I think modern media has been so effective at selling objectification of women for decades that men have strongly internalized the desire to be objectified in the same way. All of these political arguments are just rationalizations to explain the subconscious conditioning. And now with people connected to media 24/7, a lot of them probably never get a break from sexually objectifying imagery.

[–]eddyelric 6 insightful - 2 fun6 insightful - 1 fun7 insightful - 2 fun -  (0 children)

I saw this on tumblr last night and I just couldn't wrap my head around this. Who is funding this psyop? Did the pandemic affect the pockets of Sephora so badly they needed to fund this?

[–]JasonNecks 3 insightful - 1 fun3 insightful - 0 fun4 insightful - 1 fun -  (0 children)

"Do you like to flick off pro lifers?"

I think this should say "flip off". No one "flicks off" pro lifers.

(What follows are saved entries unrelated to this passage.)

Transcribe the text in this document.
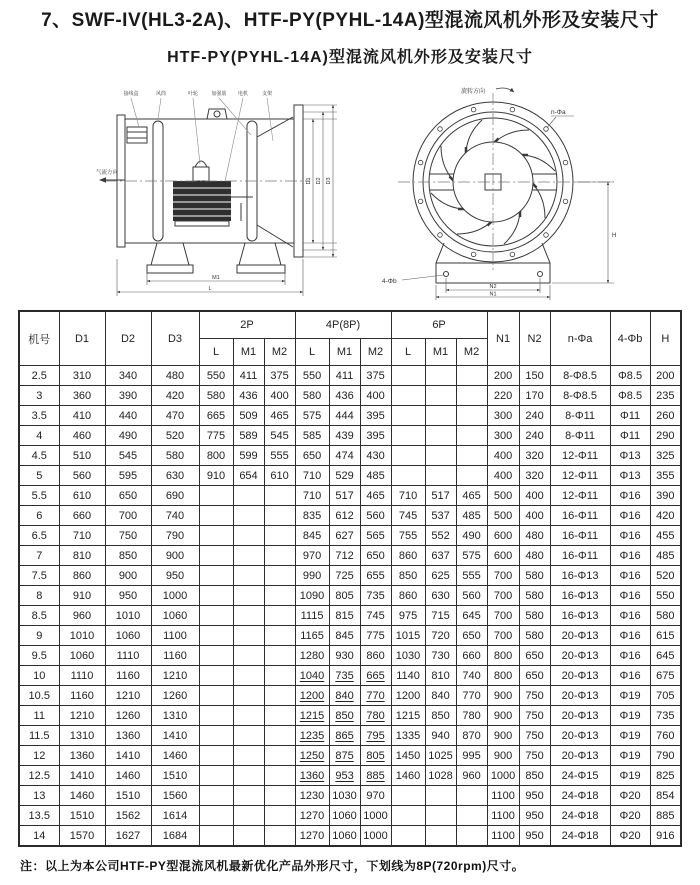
7、SWF-IV(HL3-2A)、HTF-PY(PYHL-14A)型混流风机外形及安装尺寸
HTF-PY(PYHL-14A)型混流风机外形及安装尺寸
气流方向
接线盒	风筒	叶轮	加强筋 电机	支架
D1 D2 D3
M1
L
旋转方向
n-Φa
4-Φb
N2
N1
H
机号	D1	D2	D3	2P			4P(8P)			6P			N1	N2	n-Φa	4-Φb	H
				L	M1	M2	L	M1	M2	L	M1	M2					
2.5	310	340	480	550	411	375	550	411	375				200	150	8-Φ8.5	Φ8.5	200
3	360	390	420	580	436	400	580	436	400				220	170	8-Φ8.5	Φ8.5	235
3.5	410	440	470	665	509	465	575	444	395				300	240	8-Φ11	Φ11	260
4	460	490	520	775	589	545	585	439	395				300	240	8-Φ11	Φ11	290
4.5	510	545	580	800	599	555	650	474	430				400	320	12-Φ11	Φ13	325
5	560	595	630	910	654	610	710	529	485				400	320	12-Φ11	Φ13	355
5.5	610	650	690				710	517	465	710	517	465	500	400	12-Φ11	Φ16	390
6	660	700	740				835	612	560	745	537	485	500	400	16-Φ11	Φ16	420
6.5	710	750	790				845	627	565	755	552	490	600	480	16-Φ11	Φ16	455
7	810	850	900				970	712	650	860	637	575	600	480	16-Φ11	Φ16	485
7.5	860	900	950				990	725	655	850	625	555	700	580	16-Φ13	Φ16	520
8	910	950	1000				1090	805	735	860	630	560	700	580	16-Φ13	Φ16	550
8.5	960	1010	1060				1115	815	745	975	715	645	700	580	16-Φ13	Φ16	580
9	1010	1060	1100				1165	845	775	1015	720	650	700	580	20-Φ13	Φ16	615
9.5	1060	1110	1160				1280	930	860	1030	730	660	800	650	20-Φ13	Φ16	645
10	1110	1160	1210				1040	735	665	1140	810	740	800	650	20-Φ13	Φ16	675
10.5	1160	1210	1260				1200	840	770	1200	840	770	900	750	20-Φ13	Φ19	705
11	1210	1260	1310				1215	850	780	1215	850	780	900	750	20-Φ13	Φ19	735
11.5	1310	1360	1410				1235	865	795	1335	940	870	900	750	20-Φ13	Φ19	760
12	1360	1410	1460				1250	875	805	1450	1025	995	900	750	20-Φ13	Φ19	790
12.5	1410	1460	1510				1360	953	885	1460	1028	960	1000	850	24-Φ15	Φ19	825
13	1460	1510	1560				1230	1030	970				1100	950	24-Φ18	Φ20	854
13.5	1510	1562	1614				1270	1060	1000				1100	950	24-Φ18	Φ20	885
14	1570	1627	1684				1270	1060	1000				1100	950	24-Φ18	Φ20	916
注：以上为本公司HTF-PY型混流风机最新优化产品外形尺寸，下划线为8P(720rpm)尺寸。
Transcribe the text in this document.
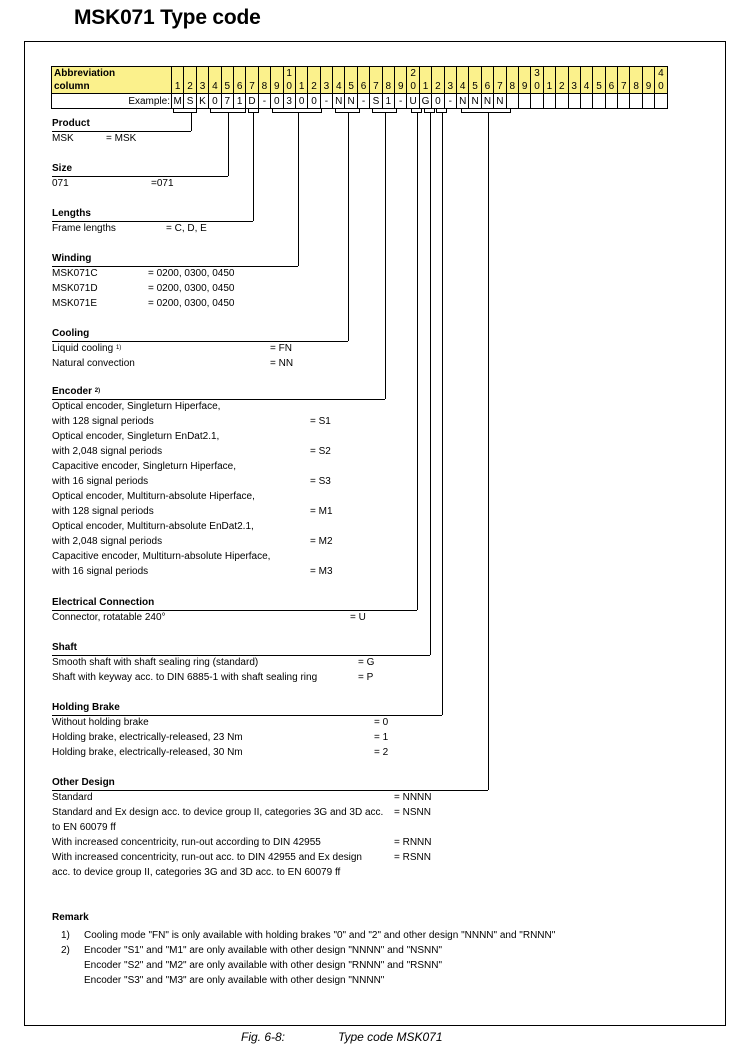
MSK071 Type code
Abbreviation										1										2										3										4
column	1	2	3	4	5	6	7	8	9	0	1	2	3	4	5	6	7	8	9	0	1	2	3	4	5	6	7	8	9	0	1	2	3	4	5	6	7	8	9	0
Example:	M	S	K	0	7	1	D	-	0	3	0	0	-	N	N	-	S	1	-	U	G	0	-	N	N	N	N													
Product
MSK	= MSK
Size
071	=071
Lengths
Frame lengths	= C, D, E
Winding
MSK071C	= 0200, 0300, 0450
MSK071D	= 0200, 0300, 0450
MSK071E	= 0200, 0300, 0450
Cooling
Liquid cooling $^{1)}$	= FN
Natural convection	= NN
Encoder $^{2)}$
Optical encoder, Singleturn Hiperface,
with 128 signal periods	= S1
Optical encoder, Singleturn EnDat2.1,
with 2,048 signal periods	= S2
Capacitive encoder, Singleturn Hiperface,
with 16 signal periods	= S3
Optical encoder, Multiturn-absolute Hiperface,
with 128 signal periods	= M1
Optical encoder, Multiturn-absolute EnDat2.1,
with 2,048 signal periods	= M2
Capacitive encoder, Multiturn-absolute Hiperface,
with 16 signal periods	= M3
Electrical Connection
Connector, rotatable 240°	= U
Shaft
Smooth shaft with shaft sealing ring (standard)	= G
Shaft with keyway acc. to DIN 6885-1 with shaft sealing ring	= P
Holding Brake
Without holding brake	= 0
Holding brake, electrically-released, 23 Nm	= 1
Holding brake, electrically-released, 30 Nm	= 2
Other Design
Standard	= NNNN
Standard and Ex design acc. to device group II, categories 3G and 3D acc. = NSNN
to EN 60079 ff
With increased concentricity, run-out according to DIN 42955	= RNNN
With increased concentricity, run-out acc. to DIN 42955 and Ex design	= RSNN
acc. to device group II, categories 3G and 3D acc. to EN 60079 ff
Remark
1) Cooling mode "FN" is only available with holding brakes "0" and "2" and other design "NNNN" and "RNNN"
2) Encoder "S1" and "M1" are only available with other design "NNNN" and "NSNN"
Encoder "S2" and "M2" are only available with other design "RNNN" and "RSNN"
Encoder "S3" and "M3" are only available with other design "NNNN"
Fig. 6-8:	Type code MSK071
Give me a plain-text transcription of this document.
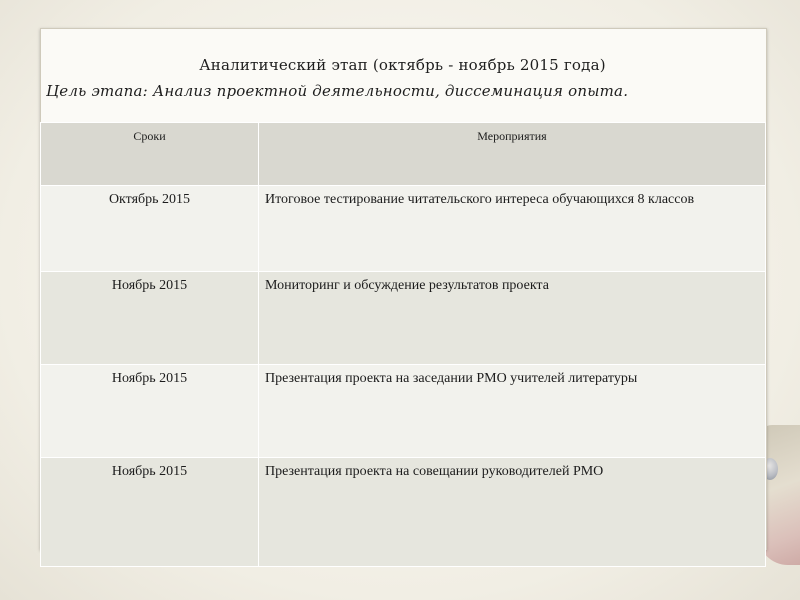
Аналитический этап (октябрь - ноябрь 2015 года)
Цель этапа: Анализ проектной деятельности, диссеминация опыта.
Сроки	Мероприятия
Октябрь 2015	Итоговое тестирование читательского интереса обучающихся 8 классов
Ноябрь 2015	Мониторинг и обсуждение результатов проекта
Ноябрь 2015	Презентация проекта на заседании РМО учителей литературы
Ноябрь 2015	Презентация проекта на совещании руководителей РМО
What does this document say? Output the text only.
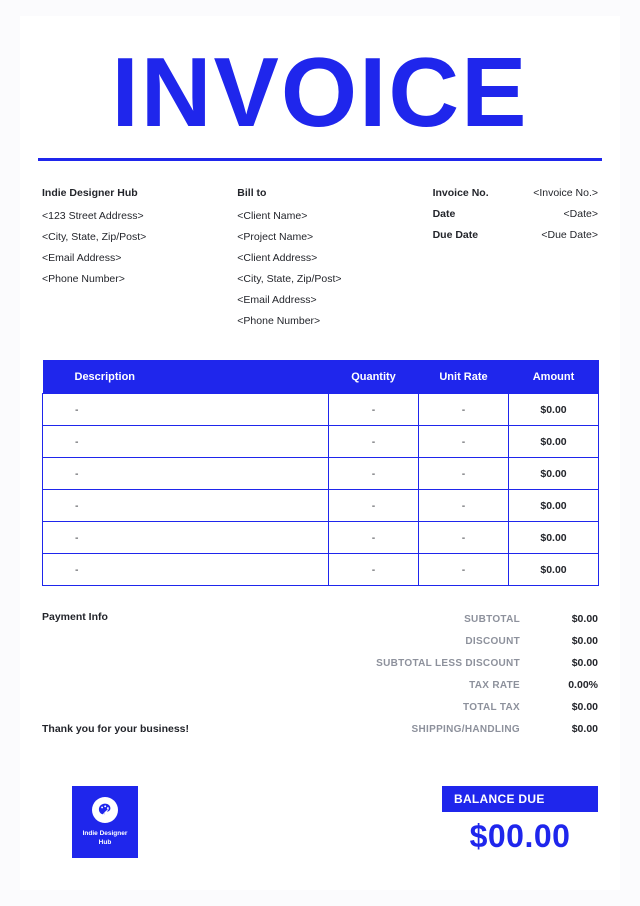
INVOICE
Indie Designer Hub
<123 Street Address>
<City, State, Zip/Post>
<Email Address>
<Phone Number>
Bill to
<Client Name>
<Project Name>
<Client Address>
<City, State, Zip/Post>
<Email Address>
<Phone Number>
Invoice No.	<Invoice No.>
Date	<Date>
Due Date	<Due Date>
Description	Quantity	Unit Rate	Amount
-	-	-	$0.00
-	-	-	$0.00
-	-	-	$0.00
-	-	-	$0.00
-	-	-	$0.00
-	-	-	$0.00
Payment Info
Thank you for your business!
SUBTOTAL	$0.00
DISCOUNT	$0.00
SUBTOTAL LESS DISCOUNT	$0.00
TAX RATE	0.00%
TOTAL TAX	$0.00
SHIPPING/HANDLING	$0.00
Indie Designer
Hub
BALANCE DUE
$00.00
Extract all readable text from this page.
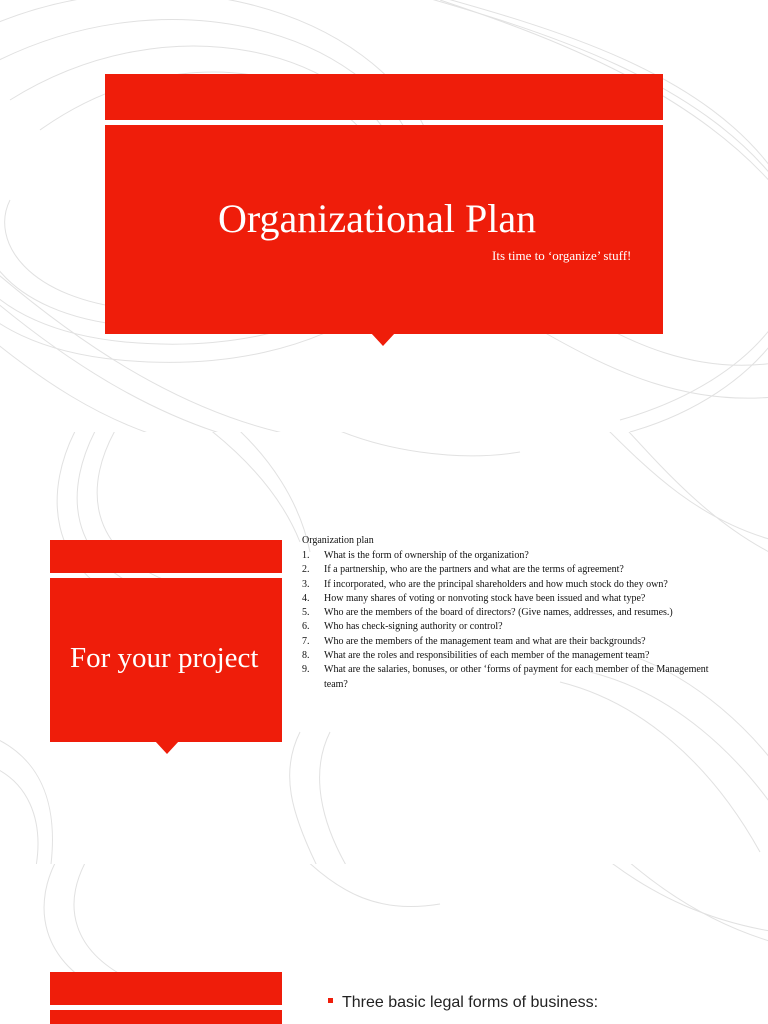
Organizational Plan
Its time to ‘organize’ stuff!
For your project
Organization plan
1.	What is the form of ownership of the organization?
2.	If a partnership, who are the partners and what are the terms of agreement?
3.	If incorporated, who are the principal shareholders and how much stock do they own?
4.	How many shares of voting or nonvoting stock have been issued and what type?
5.	Who are the members of the board of directors? (Give names, addresses, and resumes.)
6.	Who has check-signing authority or control?
7.	Who are the members of the management team and what are their backgrounds?
8.	What are the roles and responsibilities of each member of the management team?
9.	What are the salaries, bonuses, or other ‘forms of payment for each member of the Management team?
Three basic legal forms of business:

I don't know whether she made the mistake or the person who transcribed her did.

[–]socialistrobot 2 insightful - 1 fun2 insightful - 0 fun3 insightful - 1 fun -  (0 children)

Oh... so the hellish combination of misogyny, pedo culture, and refauxlutionary politics all into one. A+ logic, 6D chess play of playing into misogynistic stereotypes to defeat misogyny.

Hey universe! Who ever is running some weird social experiment can stop now. You've got all your data on this clown planet.